For production systems, you want conversation history persisted in a database (not just in-memory Python objects):

from langchain_core.chat_history import BaseChatMessageHistory
from langchain_core.messages import BaseMessage, HumanMessage, AIMessage
from langchain_community.chat_message_histories import PostgresChatMessageHistory
import json

class RedisChatHistory(BaseChatMessageHistory):
    """
    Redis-backed conversation history.
    
    Stores messages as JSON in a Redis list with TTL for automatic expiry.
    Suitable for production multi-user deployments.
    """
    
    def __init__(self, session_id: str, redis_client, ttl_seconds: int = 86400):
        self.session_id = session_id
        self.redis = redis_client
        self.ttl = ttl_seconds
        self.key = f"chat_history:{session_id}"

    @property
    def messages(self) -> list[BaseMessage]:
        raw_messages = self.redis.lrange(self.key, 0, -1)
        result = []
        for raw in raw_messages:
            data = json.loads(raw)
            if data["type"] == "human":
                result.append(HumanMessage(content=data["content"]))
            elif data["type"] == "ai":
                result.append(AIMessage(content=data["content"]))
        return result

    def add_message(self, message: BaseMessage) -> None:
        data = json.dumps({
            "type": "human" if isinstance(message, HumanMessage) else "ai",
            "content": message.content,
        })
        self.redis.rpush(self.key, data)
        self.redis.expire(self.key, self.ttl)

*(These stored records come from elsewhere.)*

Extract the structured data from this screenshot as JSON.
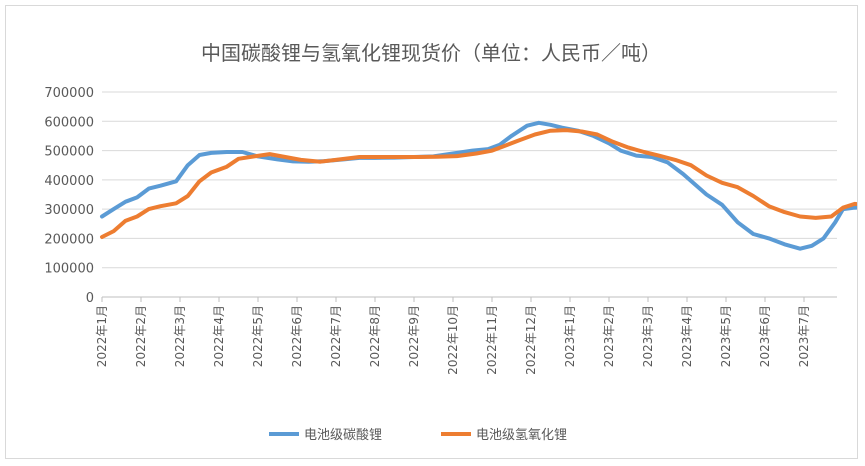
{
  "chart_data": {
    "type": "line",
    "title": "中国碳酸锂与氢氧化锂现货价（单位：人民币／吨）",
    "xlabel": "",
    "ylabel": "",
    "ylim": [
      0,
      700000
    ],
    "yticks": [
      0,
      100000,
      200000,
      300000,
      400000,
      500000,
      600000,
      700000
    ],
    "ytick_labels": [
      "0",
      "100000",
      "200000",
      "300000",
      "400000",
      "500000",
      "600000",
      "700000"
    ],
    "categories": [
      "2022年1月",
      "2022年2月",
      "2022年3月",
      "2022年4月",
      "2022年5月",
      "2022年6月",
      "2022年7月",
      "2022年8月",
      "2022年9月",
      "2022年10月",
      "2022年11月",
      "2022年12月",
      "2023年1月",
      "2023年2月",
      "2023年3月",
      "2023年4月",
      "2023年5月",
      "2023年6月",
      "2023年7月"
    ],
    "x_range_months": [
      0,
      18.75
    ],
    "grid": "horizontal",
    "legend": "bottom",
    "series": [
      {
        "name": "电池级碳酸锂",
        "color": "#5b9bd5",
        "points": [
          [
            0,
            275000
          ],
          [
            0.3,
            300000
          ],
          [
            0.6,
            325000
          ],
          [
            0.9,
            340000
          ],
          [
            1.2,
            370000
          ],
          [
            1.5,
            380000
          ],
          [
            1.9,
            395000
          ],
          [
            2.2,
            450000
          ],
          [
            2.5,
            485000
          ],
          [
            2.8,
            492000
          ],
          [
            3.2,
            495000
          ],
          [
            3.6,
            495000
          ],
          [
            4.0,
            480000
          ],
          [
            4.5,
            470000
          ],
          [
            4.9,
            463000
          ],
          [
            5.3,
            462000
          ],
          [
            5.7,
            464000
          ],
          [
            6.2,
            470000
          ],
          [
            6.6,
            475000
          ],
          [
            7.0,
            475000
          ],
          [
            7.5,
            476000
          ],
          [
            8.0,
            478000
          ],
          [
            8.5,
            480000
          ],
          [
            9.0,
            490000
          ],
          [
            9.5,
            500000
          ],
          [
            9.9,
            505000
          ],
          [
            10.2,
            520000
          ],
          [
            10.5,
            550000
          ],
          [
            10.9,
            585000
          ],
          [
            11.2,
            595000
          ],
          [
            11.5,
            588000
          ],
          [
            11.8,
            578000
          ],
          [
            12.2,
            568000
          ],
          [
            12.6,
            550000
          ],
          [
            13.0,
            525000
          ],
          [
            13.3,
            500000
          ],
          [
            13.7,
            483000
          ],
          [
            14.1,
            478000
          ],
          [
            14.5,
            460000
          ],
          [
            14.9,
            420000
          ],
          [
            15.2,
            385000
          ],
          [
            15.5,
            350000
          ],
          [
            15.9,
            315000
          ],
          [
            16.3,
            255000
          ],
          [
            16.7,
            215000
          ],
          [
            17.1,
            200000
          ],
          [
            17.5,
            180000
          ],
          [
            17.9,
            165000
          ],
          [
            18.2,
            175000
          ],
          [
            18.5,
            200000
          ],
          [
            18.8,
            255000
          ],
          [
            19.0,
            300000
          ],
          [
            19.3,
            305000
          ],
          [
            19.7,
            308000
          ],
          [
            20.1,
            310000
          ],
          [
            20.6,
            310000
          ],
          [
            21.1,
            308000
          ],
          [
            21.5,
            305000
          ],
          [
            21.9,
            300000
          ],
          [
            22.1,
            295000
          ]
        ]
      },
      {
        "name": "电池级氢氧化锂",
        "color": "#ed7d31",
        "points": [
          [
            0,
            205000
          ],
          [
            0.3,
            225000
          ],
          [
            0.6,
            260000
          ],
          [
            0.9,
            275000
          ],
          [
            1.2,
            300000
          ],
          [
            1.5,
            310000
          ],
          [
            1.9,
            320000
          ],
          [
            2.2,
            345000
          ],
          [
            2.5,
            395000
          ],
          [
            2.8,
            425000
          ],
          [
            3.2,
            445000
          ],
          [
            3.5,
            472000
          ],
          [
            3.9,
            480000
          ],
          [
            4.3,
            488000
          ],
          [
            4.7,
            478000
          ],
          [
            5.1,
            468000
          ],
          [
            5.6,
            462000
          ],
          [
            6.1,
            470000
          ],
          [
            6.6,
            478000
          ],
          [
            7.1,
            478000
          ],
          [
            7.6,
            478000
          ],
          [
            8.1,
            478000
          ],
          [
            8.6,
            479000
          ],
          [
            9.1,
            481000
          ],
          [
            9.6,
            490000
          ],
          [
            10.0,
            500000
          ],
          [
            10.3,
            515000
          ],
          [
            10.7,
            535000
          ],
          [
            11.1,
            555000
          ],
          [
            11.5,
            568000
          ],
          [
            11.9,
            570000
          ],
          [
            12.3,
            565000
          ],
          [
            12.7,
            555000
          ],
          [
            13.1,
            530000
          ],
          [
            13.5,
            510000
          ],
          [
            13.9,
            495000
          ],
          [
            14.3,
            482000
          ],
          [
            14.7,
            468000
          ],
          [
            15.1,
            450000
          ],
          [
            15.5,
            415000
          ],
          [
            15.9,
            390000
          ],
          [
            16.3,
            375000
          ],
          [
            16.7,
            345000
          ],
          [
            17.1,
            310000
          ],
          [
            17.5,
            290000
          ],
          [
            17.9,
            275000
          ],
          [
            18.3,
            270000
          ],
          [
            18.7,
            275000
          ],
          [
            19.0,
            305000
          ],
          [
            19.3,
            318000
          ],
          [
            19.7,
            313000
          ],
          [
            20.2,
            310000
          ],
          [
            20.7,
            310000
          ],
          [
            21.2,
            300000
          ],
          [
            21.6,
            290000
          ],
          [
            22.1,
            275000
          ]
        ]
      }
    ]
  }
}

    def clear(self) -> None:
        self.redis.delete(self.key)


# Using session-aware chat with persistent storage
from langchain_core.runnables.history import RunnableWithMessageHistory
from langchain_core.prompts import ChatPromptTemplate, MessagesPlaceholder

prompt = ChatPromptTemplate.from_messages([
    ("system", "You are a helpful assistant. Remember details the user shares about themselves."),
    MessagesPlaceholder("chat_history"),
    ("human", "{input}"),
])

chain = prompt | llm

# Wrap chain with history management
# history_store: dict[str, RedisChatHistory] (or PostgresChatHistory, etc.)
history_store: dict = {}

def get_session_history(session_id: str) -> BaseChatMessageHistory:
    if session_id not in history_store:
        # In production: RedisChatHistory(session_id, redis_client)
        from langchain_core.chat_history import InMemoryChatMessageHistory
        history_store[session_id] = InMemoryChatMessageHistory()
    return history_store[session_id]

chain_with_history = RunnableWithMessageHistory(
    chain,
    get_session_history,
    input_messages_key="input",
    history_messages_key="chat_history",
)

# Each user gets isolated conversation history
result1 = chain_with_history.invoke(
    {"input": "I'm working on a Python data pipeline."},
    config={"configurable": {"session_id": "user_alice"}}
)
result2 = chain_with_history.invoke(
    {"input": "What am I working on?"},
    config={"configurable": {"session_id": "user_alice"}}
)
print(result2.content)  # Remembers Alice's Python pipeline

Choosing the Right Memory Type

ScenarioRecommended Memory
Short, focused conversationsConversationBufferMemory
Long conversations, recent context mattersConversationBufferWindowMemory (k=10-20)
Long conversations, full history neededConversationSummaryBufferMemory
Multi-session, persistent usersDatabase-backed history (Redis/Postgres)
Knowledge-intensive agentsVector store memory (next lesson)

Memory is the state management layer of your agent. Invest in getting it right early — retrofitting memory architecture into a working system is painful.